ART. 523. Possession is the holding of a thing or the enjoyment of a right.

Ortiz vs Fuentebella, G.R. L-8108, Aug. 22, 1914


POSSESSION IN BAD FAITH.Possession acquired after having knowledge of certain facts that
put in doubt the title of the assignees must be regarded as in bad faith.

Facts: Sotera Cano and Juan Cano stated that they had other brothers living, Bernabe and
Potenciano Cano, and also some nephews, the children of other brothers now deceased; and,
according to Juan Cano, the vendee Fuentebella was acquainted with this fact. Juan Pea,
witness for the defendant, a man of 68 years of age and brother-in-law of Felipe Cano, stated that
the latter had had his house in Tagas "a little outside the land in question, although his plantation
of breadfruit trees was within the land in question" (p. 36) ; that he had had nothing but a house
and that it had been destroyed; that Felipe Cano had been dead for over thirty years, for the
witness was then only a boy, "a child still," according to his own words; that after Felipe Cano
had died and the house had been destroyed, his widow did not rebuild it, but that his heirs "went
to live on the other side of the Mitil Creek, whither they changed their residence" (pp. 41 and 42)
; and the person who went to live in the place they left was Cipriano Compuesto, who built his
house there; that Don Ramon Ortiz had carabaos and cattle there from the time of the Spanish
Government; and that on the land in question there are coco palms that were planted by Cipriano
Compuesto beside his house.

Issue: Did Asuncion Fuentebella possess the land in good faith?

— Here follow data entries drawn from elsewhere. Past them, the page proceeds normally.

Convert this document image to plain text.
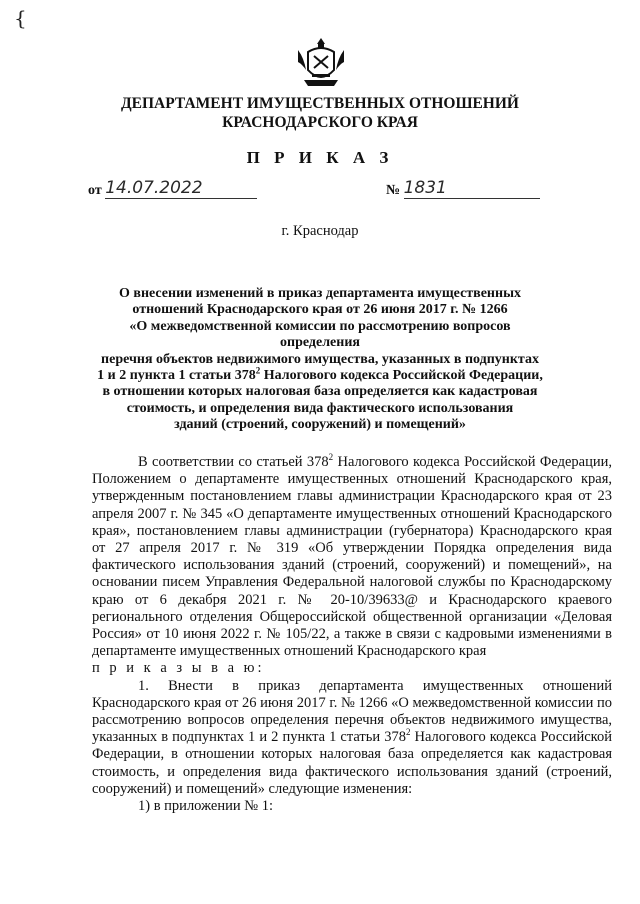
{
ДЕПАРТАМЕНТ ИМУЩЕСТВЕННЫХ ОТНОШЕНИЙ
КРАСНОДАРСКОГО КРАЯ
П Р И К А З
от 14.07.2022	№ 1831
г. Краснодар
О внесении изменений в приказ департамента имущественных
отношений Краснодарского края от 26 июня 2017 г. № 1266
«О межведомственной комиссии по рассмотрению вопросов определения
перечня объектов недвижимого имущества, указанных в подпунктах
1 и 2 пункта 1 статьи $378^2$ Налогового кодекса Российской Федерации,
в отношении которых налоговая база определяется как кадастровая
стоимость, и определения вида фактического использования
зданий (строений, сооружений) и помещений»

В соответствии со статьей $378^2$ Налогового кодекса Российской Федерации, Положением о департаменте имущественных отношений Краснодарского края, утвержденным постановлением главы администрации Краснодарского края от 23 апреля 2007 г. № 345 «О департаменте имущественных отношений Краснодарского края», постановлением главы администрации (губернатора) Краснодарского края от 27 апреля 2017 г. № 319 «Об утверждении Порядка определения вида фактического использования зданий (строений, сооружений) и помещений», на основании писем Управления Федеральной налоговой службы по Краснодарскому краю от 6 декабря 2021 г. № 20-10/39633@ и Краснодарского краевого регионального отделения Общероссийской общественной организации «Деловая Россия» от 10 июня 2022 г. № 105/22, а также в связи с кадровыми изменениями в департаменте имущественных отношений Краснодарского края
п р и к а з ы в а ю:

1. Внести в приказ департамента имущественных отношений Краснодарского края от 26 июня 2017 г. № 1266 «О межведомственной комиссии по рассмотрению вопросов определения перечня объектов недвижимого имущества, указанных в подпунктах 1 и 2 пункта 1 статьи $378^2$ Налогового кодекса Российской Федерации, в отношении которых налоговая база определяется как кадастровая стоимость, и определения вида фактического использования зданий (строений, сооружений) и помещений» следующие изменения:

1) в приложении № 1:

Ruling: No, we do not regard as decisive the evidence presented to prove that the defendant's
possession was in bad faith. The nullity of the greater part of her title is not sufficient argument
to prove that she knew of the defect in her mode of acquisition of a tract of land as belonging to
Juan and Sotera Cano, when it is now demonstrated in this case that neither Sotera, nor Juan
Cano, nor even their
father Felipe Cano, had at any time possessed it, but another tract in the neighborhood,
possession whereof might easily have caused error on the part of the purchaser. Defendant's bad
faith began after the warning given in a letter by the plaintiff's daughter in March, 1909, for after
having received it she then had ground to doubt that Sotera and Juan Cano could transfer any
title of possession in the following December.
"Possession acquired in good faith does not lose this character, except in the case and from the
moment that the possessor is aware that he possesses the thing illegally." (Civil Code, art. 435.)